Is there any security benefit to OCSP stapling or is it purely for performance?
Is the performance benefit appreciable, or will it go relatively un-noticed?
No, there is virtually no performance hit to your own server for implementing OCSP Stapling. Your server will update the revocation status every 15 minutes or so, which involves one HTTP transaction to the OCSP Repsonder.
Most browsers do not implement any kind of public CRL because CRL doesn't scale. Indeed, that's why OCSP was proposed to replace it. Some browsers have a private internal CRL for well-known dangerous or exploited revoked certificates, but an ordinary small website owner cannot really get a revoked certificate added to that internal list.
Yes, I have implemented OCSP Stapling on some servers that I manage (Qualys SSL Labs - Projects / SSL Server Test / thedanzone.net). The only difficulty is getting the web server set up to properly serve stapled OCSP. This varies from web server to web server, so you'll have to refer to their documentation.
OCSP Stapling is purely a performance enhancement in theory. However, in practice, it does indeed improve security.

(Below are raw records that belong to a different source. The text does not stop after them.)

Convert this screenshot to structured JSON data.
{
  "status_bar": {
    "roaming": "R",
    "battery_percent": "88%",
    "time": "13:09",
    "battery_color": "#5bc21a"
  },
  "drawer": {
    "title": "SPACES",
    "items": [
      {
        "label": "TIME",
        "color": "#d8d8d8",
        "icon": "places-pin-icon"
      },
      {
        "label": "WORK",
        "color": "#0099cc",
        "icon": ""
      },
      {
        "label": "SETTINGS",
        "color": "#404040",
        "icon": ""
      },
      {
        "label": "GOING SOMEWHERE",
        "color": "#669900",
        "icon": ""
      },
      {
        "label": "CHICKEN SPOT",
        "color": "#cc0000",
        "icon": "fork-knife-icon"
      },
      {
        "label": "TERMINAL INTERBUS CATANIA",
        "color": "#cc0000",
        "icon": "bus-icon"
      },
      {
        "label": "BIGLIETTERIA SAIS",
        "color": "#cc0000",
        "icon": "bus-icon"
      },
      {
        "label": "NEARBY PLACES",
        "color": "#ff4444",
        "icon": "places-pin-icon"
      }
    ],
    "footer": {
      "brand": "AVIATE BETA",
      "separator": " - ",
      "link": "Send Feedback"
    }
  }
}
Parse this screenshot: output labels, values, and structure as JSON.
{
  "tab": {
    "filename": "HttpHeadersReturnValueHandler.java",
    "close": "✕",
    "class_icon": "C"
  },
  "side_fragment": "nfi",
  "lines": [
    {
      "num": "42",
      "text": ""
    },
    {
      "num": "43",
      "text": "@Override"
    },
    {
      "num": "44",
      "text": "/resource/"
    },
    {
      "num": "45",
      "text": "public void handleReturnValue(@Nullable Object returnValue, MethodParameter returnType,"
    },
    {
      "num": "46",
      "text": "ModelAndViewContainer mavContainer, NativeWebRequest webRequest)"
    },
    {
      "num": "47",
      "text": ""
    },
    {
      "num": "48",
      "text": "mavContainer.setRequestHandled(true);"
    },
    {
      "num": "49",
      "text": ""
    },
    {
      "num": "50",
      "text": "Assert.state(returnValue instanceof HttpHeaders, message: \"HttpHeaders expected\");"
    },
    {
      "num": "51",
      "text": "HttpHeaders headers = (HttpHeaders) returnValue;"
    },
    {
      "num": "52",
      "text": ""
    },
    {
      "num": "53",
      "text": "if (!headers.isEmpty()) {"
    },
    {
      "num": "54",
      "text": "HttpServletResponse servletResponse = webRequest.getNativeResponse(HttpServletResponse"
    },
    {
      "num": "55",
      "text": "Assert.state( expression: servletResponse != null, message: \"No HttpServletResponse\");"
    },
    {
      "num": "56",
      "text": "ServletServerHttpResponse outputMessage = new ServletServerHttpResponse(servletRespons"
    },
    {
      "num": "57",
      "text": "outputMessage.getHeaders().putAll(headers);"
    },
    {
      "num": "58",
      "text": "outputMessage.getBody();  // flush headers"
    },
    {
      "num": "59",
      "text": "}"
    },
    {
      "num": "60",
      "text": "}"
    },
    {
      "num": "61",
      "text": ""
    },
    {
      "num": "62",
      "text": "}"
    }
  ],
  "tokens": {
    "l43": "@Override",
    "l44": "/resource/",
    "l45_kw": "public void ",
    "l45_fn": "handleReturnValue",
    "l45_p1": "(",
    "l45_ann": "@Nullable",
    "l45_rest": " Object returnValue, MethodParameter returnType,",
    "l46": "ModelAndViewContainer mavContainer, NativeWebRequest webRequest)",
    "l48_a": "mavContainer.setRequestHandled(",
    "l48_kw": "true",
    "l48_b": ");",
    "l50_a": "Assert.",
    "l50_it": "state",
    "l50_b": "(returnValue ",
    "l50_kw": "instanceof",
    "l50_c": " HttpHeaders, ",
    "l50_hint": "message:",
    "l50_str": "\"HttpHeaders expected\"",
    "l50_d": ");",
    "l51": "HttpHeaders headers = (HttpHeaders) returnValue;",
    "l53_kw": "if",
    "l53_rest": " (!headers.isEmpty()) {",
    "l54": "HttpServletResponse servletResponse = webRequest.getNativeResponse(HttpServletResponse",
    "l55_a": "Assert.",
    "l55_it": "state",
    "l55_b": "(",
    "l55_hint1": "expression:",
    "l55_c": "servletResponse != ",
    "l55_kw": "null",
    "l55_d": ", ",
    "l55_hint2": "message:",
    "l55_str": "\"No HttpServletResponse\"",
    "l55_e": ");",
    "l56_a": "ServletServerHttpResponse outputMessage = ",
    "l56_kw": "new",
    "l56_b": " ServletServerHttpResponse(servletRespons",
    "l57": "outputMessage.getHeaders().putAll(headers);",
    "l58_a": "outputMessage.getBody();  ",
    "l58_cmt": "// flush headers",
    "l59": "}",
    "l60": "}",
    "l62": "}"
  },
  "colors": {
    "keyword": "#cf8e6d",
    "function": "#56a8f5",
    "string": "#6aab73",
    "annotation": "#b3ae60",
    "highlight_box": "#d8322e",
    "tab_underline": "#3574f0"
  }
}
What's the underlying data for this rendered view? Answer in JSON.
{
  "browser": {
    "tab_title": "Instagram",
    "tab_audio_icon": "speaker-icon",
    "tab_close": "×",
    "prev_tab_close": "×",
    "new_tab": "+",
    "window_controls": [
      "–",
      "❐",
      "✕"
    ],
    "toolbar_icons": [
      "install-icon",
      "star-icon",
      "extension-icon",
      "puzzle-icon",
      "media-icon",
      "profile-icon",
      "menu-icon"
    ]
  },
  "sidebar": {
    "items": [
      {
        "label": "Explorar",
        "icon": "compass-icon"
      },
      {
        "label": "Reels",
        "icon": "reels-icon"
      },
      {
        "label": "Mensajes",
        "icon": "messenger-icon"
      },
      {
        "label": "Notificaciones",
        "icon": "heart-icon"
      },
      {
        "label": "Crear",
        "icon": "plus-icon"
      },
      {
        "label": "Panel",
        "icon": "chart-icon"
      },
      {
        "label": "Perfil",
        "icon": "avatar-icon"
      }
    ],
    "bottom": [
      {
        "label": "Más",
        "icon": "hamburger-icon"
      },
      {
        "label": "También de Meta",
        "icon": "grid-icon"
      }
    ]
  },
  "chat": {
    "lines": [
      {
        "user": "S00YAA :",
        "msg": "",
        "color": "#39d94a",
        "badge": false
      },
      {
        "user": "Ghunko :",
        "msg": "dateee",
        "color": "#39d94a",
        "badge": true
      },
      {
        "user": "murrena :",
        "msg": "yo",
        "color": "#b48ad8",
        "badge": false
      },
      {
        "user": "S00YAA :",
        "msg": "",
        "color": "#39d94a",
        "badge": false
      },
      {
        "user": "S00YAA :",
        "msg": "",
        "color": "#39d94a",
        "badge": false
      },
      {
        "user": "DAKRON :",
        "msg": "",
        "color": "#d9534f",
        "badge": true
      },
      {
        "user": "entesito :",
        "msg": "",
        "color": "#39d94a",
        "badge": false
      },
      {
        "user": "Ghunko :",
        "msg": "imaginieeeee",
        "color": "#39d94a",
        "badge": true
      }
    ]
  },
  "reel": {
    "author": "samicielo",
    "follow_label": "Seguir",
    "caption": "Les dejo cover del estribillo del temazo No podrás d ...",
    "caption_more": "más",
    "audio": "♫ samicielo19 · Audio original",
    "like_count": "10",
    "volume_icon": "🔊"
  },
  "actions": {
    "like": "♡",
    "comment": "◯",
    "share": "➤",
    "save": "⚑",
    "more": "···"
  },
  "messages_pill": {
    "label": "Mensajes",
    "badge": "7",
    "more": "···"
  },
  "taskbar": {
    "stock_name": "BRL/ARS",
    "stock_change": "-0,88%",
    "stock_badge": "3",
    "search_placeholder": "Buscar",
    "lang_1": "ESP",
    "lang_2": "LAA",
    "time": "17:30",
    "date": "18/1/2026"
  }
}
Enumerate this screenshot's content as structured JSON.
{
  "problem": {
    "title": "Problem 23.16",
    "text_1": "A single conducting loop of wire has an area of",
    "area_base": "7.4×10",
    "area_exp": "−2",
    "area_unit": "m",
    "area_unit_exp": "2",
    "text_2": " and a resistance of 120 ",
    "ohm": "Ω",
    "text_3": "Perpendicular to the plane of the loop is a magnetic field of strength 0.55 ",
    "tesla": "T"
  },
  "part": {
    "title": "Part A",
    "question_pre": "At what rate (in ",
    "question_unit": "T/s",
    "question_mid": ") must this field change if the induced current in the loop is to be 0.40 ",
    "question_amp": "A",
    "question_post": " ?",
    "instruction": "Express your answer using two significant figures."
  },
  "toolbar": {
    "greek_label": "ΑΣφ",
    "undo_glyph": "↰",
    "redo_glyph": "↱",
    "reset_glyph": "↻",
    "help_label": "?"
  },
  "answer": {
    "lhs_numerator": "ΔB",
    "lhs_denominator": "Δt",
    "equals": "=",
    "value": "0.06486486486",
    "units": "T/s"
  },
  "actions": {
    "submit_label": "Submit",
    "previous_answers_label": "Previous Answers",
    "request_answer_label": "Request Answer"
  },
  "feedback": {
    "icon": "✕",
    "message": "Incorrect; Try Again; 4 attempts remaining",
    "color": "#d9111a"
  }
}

Online Certificate Status Protocol (OCSP) is a mechanism where a client browser can check a 3rd-party server to verify that a particular certificate is not revoked. This does indeed improve security, since the client browser will not show the secure content if the certificate comes back revoked. But because checking for revocation involves a second HTTP transaction to the certificate revocation server (termed the OCSP Responder), some browsers do not implement OCSP because of this performance hit (notably Google Chrome). There is also a privacy implication in that the browser is now telling a 3rd-party what site you're visiting because it has to ask the OCSP Responder for the revocation status.
OCSP Stapling gets around both the performance impact and the privacy issue by letting the original web server periodically query the OCSP Responder itself, and then serve clients both its own certificate as well as the proof from the OCSP Responder that the certificate isn't revoked. (i.e. the proof of non-revocation is "stapled" to the original certificate when sent to the client). Because this removes the performance hit for the client and the privacy issue, browsers are more likely to implement support for OCSP Stapling rather than just OCSP, thus it indirectly helps in security.
Ok great, that is some really useful information.
Will there be an extra performance hit on our own server if we use OCSP stapling?
If a browser can't use OCSP, will it automatically use CRL instead? Or do a lot of browsers not check either?
From what you are saying, it sounds as if OCSP stapling will be beneficial both from a performance and security aspect - so seems like a no brainer! Are there any pitfalls for me to be aware of?
Thanks a lot for your reply again Dan. I have become quite obsessed with optimising both the security and speed of the website - as it is both beneficial for our users and a bit of a challenge!
Having said that, I am on Apache 2.2.15 so it seems like I might be out of luck for now as OCSP stapling is not available!
Hopefully SPDY setup will be a little easier.